For starters, finite type seems to be a strong form of compactness (i.e of pulling back compacts to compacts).
In this MO answer it is said that "finite type" is about finite dimensional fibers while this answer to the same question says "locally finite type" is about "finite dimensionality of small neighborhoods of the source of the map". I don't understand these intuitions at all and would appreciate examples to sharpen the "finite dimensionality of small neighborhoods".
The answers to this MSE question both dwell on localizations and their topological structure, seemingly hinting that localizations provide geometric intuition for finite type morphisms. Unfortunately, I don't understand at all: what is this geometric intuition?

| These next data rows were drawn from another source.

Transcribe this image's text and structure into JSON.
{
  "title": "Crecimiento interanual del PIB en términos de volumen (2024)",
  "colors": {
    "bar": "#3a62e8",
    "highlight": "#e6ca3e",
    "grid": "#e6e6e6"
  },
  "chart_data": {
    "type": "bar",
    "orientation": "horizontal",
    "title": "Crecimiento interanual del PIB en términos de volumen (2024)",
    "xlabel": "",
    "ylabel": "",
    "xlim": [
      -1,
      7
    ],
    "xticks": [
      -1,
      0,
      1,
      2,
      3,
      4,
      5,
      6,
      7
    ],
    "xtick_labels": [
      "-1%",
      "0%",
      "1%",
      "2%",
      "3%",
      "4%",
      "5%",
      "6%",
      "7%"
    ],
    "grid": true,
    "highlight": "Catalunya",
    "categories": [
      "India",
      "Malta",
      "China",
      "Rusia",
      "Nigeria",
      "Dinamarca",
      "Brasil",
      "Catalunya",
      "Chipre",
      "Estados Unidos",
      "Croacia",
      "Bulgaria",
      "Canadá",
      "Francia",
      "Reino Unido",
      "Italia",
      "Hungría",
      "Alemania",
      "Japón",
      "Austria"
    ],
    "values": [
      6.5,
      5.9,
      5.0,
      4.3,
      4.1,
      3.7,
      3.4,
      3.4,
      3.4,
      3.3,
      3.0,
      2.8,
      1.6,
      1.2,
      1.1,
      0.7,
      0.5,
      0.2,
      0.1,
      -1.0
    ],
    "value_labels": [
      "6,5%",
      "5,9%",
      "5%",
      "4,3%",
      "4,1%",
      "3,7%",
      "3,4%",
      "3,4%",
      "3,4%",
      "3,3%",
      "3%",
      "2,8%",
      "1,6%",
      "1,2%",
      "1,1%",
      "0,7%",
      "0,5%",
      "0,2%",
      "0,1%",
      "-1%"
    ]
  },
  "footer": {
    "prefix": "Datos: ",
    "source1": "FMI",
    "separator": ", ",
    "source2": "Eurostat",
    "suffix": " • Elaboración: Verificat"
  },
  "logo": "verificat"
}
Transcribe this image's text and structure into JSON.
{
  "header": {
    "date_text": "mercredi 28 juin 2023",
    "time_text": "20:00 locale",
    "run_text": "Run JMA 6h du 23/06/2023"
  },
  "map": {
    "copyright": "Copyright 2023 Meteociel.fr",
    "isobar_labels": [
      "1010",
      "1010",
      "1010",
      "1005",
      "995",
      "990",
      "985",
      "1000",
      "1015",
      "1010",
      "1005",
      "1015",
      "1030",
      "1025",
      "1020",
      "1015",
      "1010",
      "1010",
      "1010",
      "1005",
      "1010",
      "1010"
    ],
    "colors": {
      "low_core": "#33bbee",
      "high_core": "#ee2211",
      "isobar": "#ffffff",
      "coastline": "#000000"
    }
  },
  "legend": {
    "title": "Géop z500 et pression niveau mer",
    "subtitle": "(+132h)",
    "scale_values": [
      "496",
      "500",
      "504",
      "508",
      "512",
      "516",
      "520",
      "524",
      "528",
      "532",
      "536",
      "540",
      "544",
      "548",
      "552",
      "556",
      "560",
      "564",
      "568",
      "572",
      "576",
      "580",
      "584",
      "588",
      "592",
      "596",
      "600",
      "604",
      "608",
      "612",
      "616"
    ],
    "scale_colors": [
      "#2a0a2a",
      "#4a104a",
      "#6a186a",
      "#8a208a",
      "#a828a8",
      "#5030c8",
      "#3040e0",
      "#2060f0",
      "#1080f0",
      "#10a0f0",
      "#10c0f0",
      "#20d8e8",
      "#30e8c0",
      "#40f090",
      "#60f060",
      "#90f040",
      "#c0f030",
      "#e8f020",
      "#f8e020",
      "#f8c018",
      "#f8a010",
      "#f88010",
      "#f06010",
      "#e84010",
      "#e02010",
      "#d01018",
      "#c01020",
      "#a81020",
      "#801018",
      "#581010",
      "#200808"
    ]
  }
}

I would especially like to understand the latter example of localization and its relation to finite type since it does not feel as vague as "finite dimensionality of neighborhoods".
In regards to your question about 'finite dimensionality of small neighbourhoods', recall that if $f:X\rightarrow Y$ is locally of finite type, then for any affine open $U = \text{spec} A \subseteq Y$, we can cover $f^{-1}(U)$ by open affines $\text{spec} B_i \subset f^{-1}(U)$ such that $B_i$ is a finitely generated $A-$algebra.
So if you fix any $x\in f^{-1}(U)$ (i.e. the source of the map), then if you take some small affine neighbourhood $\text{spec} B_i$ around $x$, then the corresponding morphism $\text{spec} B_i \rightarrow \text{spec} A$ has finite dimensional fibres. This is not the same as saying $f$ has finite dimensional fibres, since you can imagine that your preimage has infinitely many disjoint copies of open affines with increasing dimension.
You are right that there is finite type gives some extra compactness condition, in fact finite type = locally finite type + quasi-compact (Hartshorne exercise 3.3(a)). In this case the problem we had above doesn't happen, since we can cover the preimage by finitely many open affines.